Michael Fassbender Confirmed For Ridley Scott's 'The Counselor,' Starting In May
Michael Fassbender is going back to work with Ridley Scott. The possibility we reported a few days ago, that Fassbender might star in Scott's film version of Cormac McCarthy's script The Counselor, has come to pass. So just before the opening of Prometheus, which Scott directed and in which Fassbender appears, the duo will be at work again on a story that is being compared to No Country For Old Men.Deadline says that Fassbender will be a lawyer who thinks he can dabble in the drug trade without being consumed by it. McCarthy wrote the script last year and sold it unexpectedly just a few weeks ago. That led to it becoming a hot property. What else would you expect for a script from McCarthy that brings to mind No Country For Old Men, which won four Oscars (Best Adapted Screenplay, Best Supporting Actor, Best Director and Best Picture) in 2008.

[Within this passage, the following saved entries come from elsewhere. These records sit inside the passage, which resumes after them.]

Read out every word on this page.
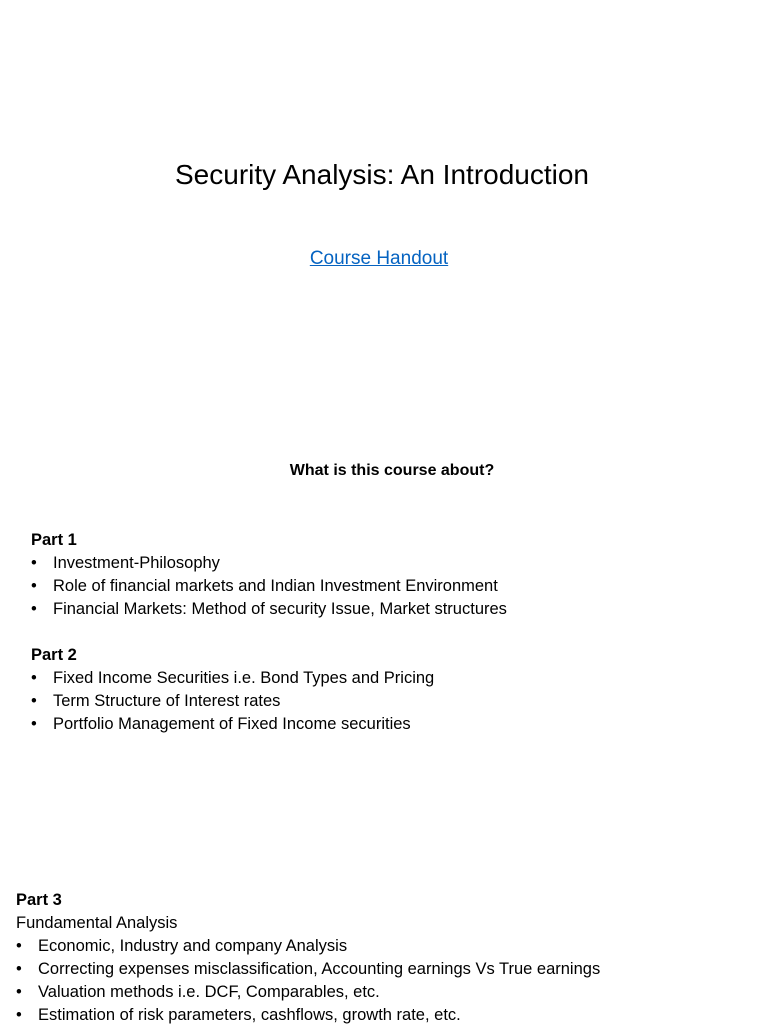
Security Analysis: An Introduction
Course Handout
What is this course about?

Part 1

• Investment-Philosophy
• Role of financial markets and Indian Investment Environment
• Financial Markets: Method of security Issue, Market structures

Part 2

• Fixed Income Securities i.e. Bond Types and Pricing
• Term Structure of Interest rates
• Portfolio Management of Fixed Income securities

Part 3

Fundamental Analysis

• Economic, Industry and company Analysis
• Correcting expenses misclassification, Accounting earnings Vs True earnings
• Valuation methods i.e. DCF, Comparables, etc.
• Estimation of risk parameters, cashflows, growth rate, etc.
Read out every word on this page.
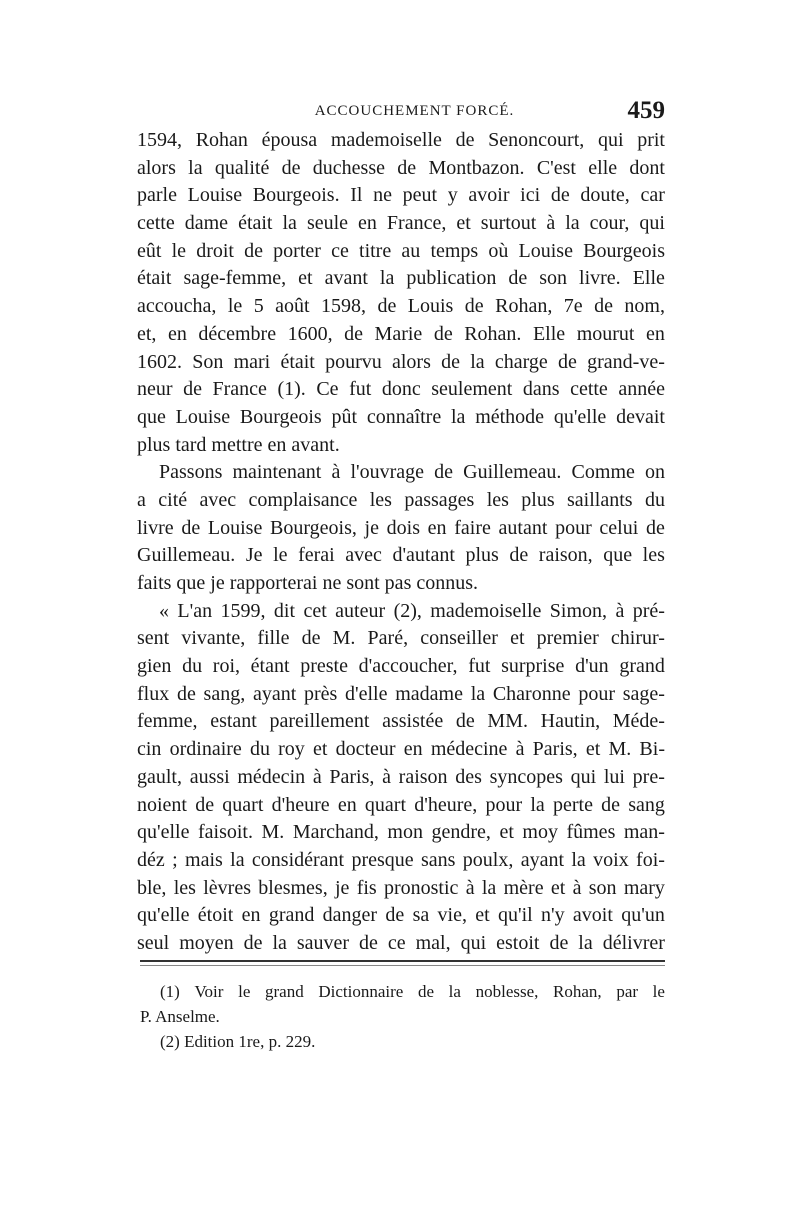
ACCOUCHEMENT FORCÉ.	459
1594, Rohan épousa mademoiselle de Senoncourt, qui prit
alors la qualité de duchesse de Montbazon. C'est elle dont
parle Louise Bourgeois. Il ne peut y avoir ici de doute, car
cette dame était la seule en France, et surtout à la cour, qui
eût le droit de porter ce titre au temps où Louise Bourgeois
était sage-femme, et avant la publication de son livre. Elle
accoucha, le 5 août 1598, de Louis de Rohan, 7e de nom,
et, en décembre 1600, de Marie de Rohan. Elle mourut en
1602. Son mari était pourvu alors de la charge de grand-ve-
neur de France (1). Ce fut donc seulement dans cette année
que Louise Bourgeois pût connaître la méthode qu'elle devait
plus tard mettre en avant.
Passons maintenant à l'ouvrage de Guillemeau. Comme on
a cité avec complaisance les passages les plus saillants du
livre de Louise Bourgeois, je dois en faire autant pour celui de
Guillemeau. Je le ferai avec d'autant plus de raison, que les
faits que je rapporterai ne sont pas connus.
« L'an 1599, dit cet auteur (2), mademoiselle Simon, à pré-
sent vivante, fille de M. Paré, conseiller et premier chirur-
gien du roi, étant preste d'accoucher, fut surprise d'un grand
flux de sang, ayant près d'elle madame la Charonne pour sage-
femme, estant pareillement assistée de MM. Hautin, Méde-
cin ordinaire du roy et docteur en médecine à Paris, et M. Bi-
gault, aussi médecin à Paris, à raison des syncopes qui lui pre-
noient de quart d'heure en quart d'heure, pour la perte de sang
qu'elle faisoit. M. Marchand, mon gendre, et moy fûmes man-
déz ; mais la considérant presque sans poulx, ayant la voix foi-
ble, les lèvres blesmes, je fis pronostic à la mère et à son mary
qu'elle étoit en grand danger de sa vie, et qu'il n'y avoit qu'un
seul moyen de la sauver de ce mal, qui estoit de la délivrer
(1) Voir le grand Dictionnaire de la noblesse, Rohan, par le
P. Anselme.
(2) Edition 1re, p. 229.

Speaking of the Best Supporting Actor Oscar, the next step is casting the bad guy in The Counselor. Deadline mentions several possible actors: Jeremy Renner, Bradley Cooper (newly free after the shutdown of Paradise Lost) and even Brad Pitt. Renner might actually be open, if he can be scheduled around promo duties for The Avengers and The Bourne Legacy. We'll likely hear about casting for that role very soon. The Counselor could start shooting as soon as May 1.
And, one last time, here's what producer Steve Schwartz said about the script when the sale was announced:
Since McCarthy himself wrote the script, we get his own muscular prose directly, with its sexual obsessions. It's a masculine world into which, unusually, two women intrude to play leading roles. McCarthy's wit and humor in the dialogue make the nightmare even scarier. This may be one of McCarthy's most disturbing and powerful works.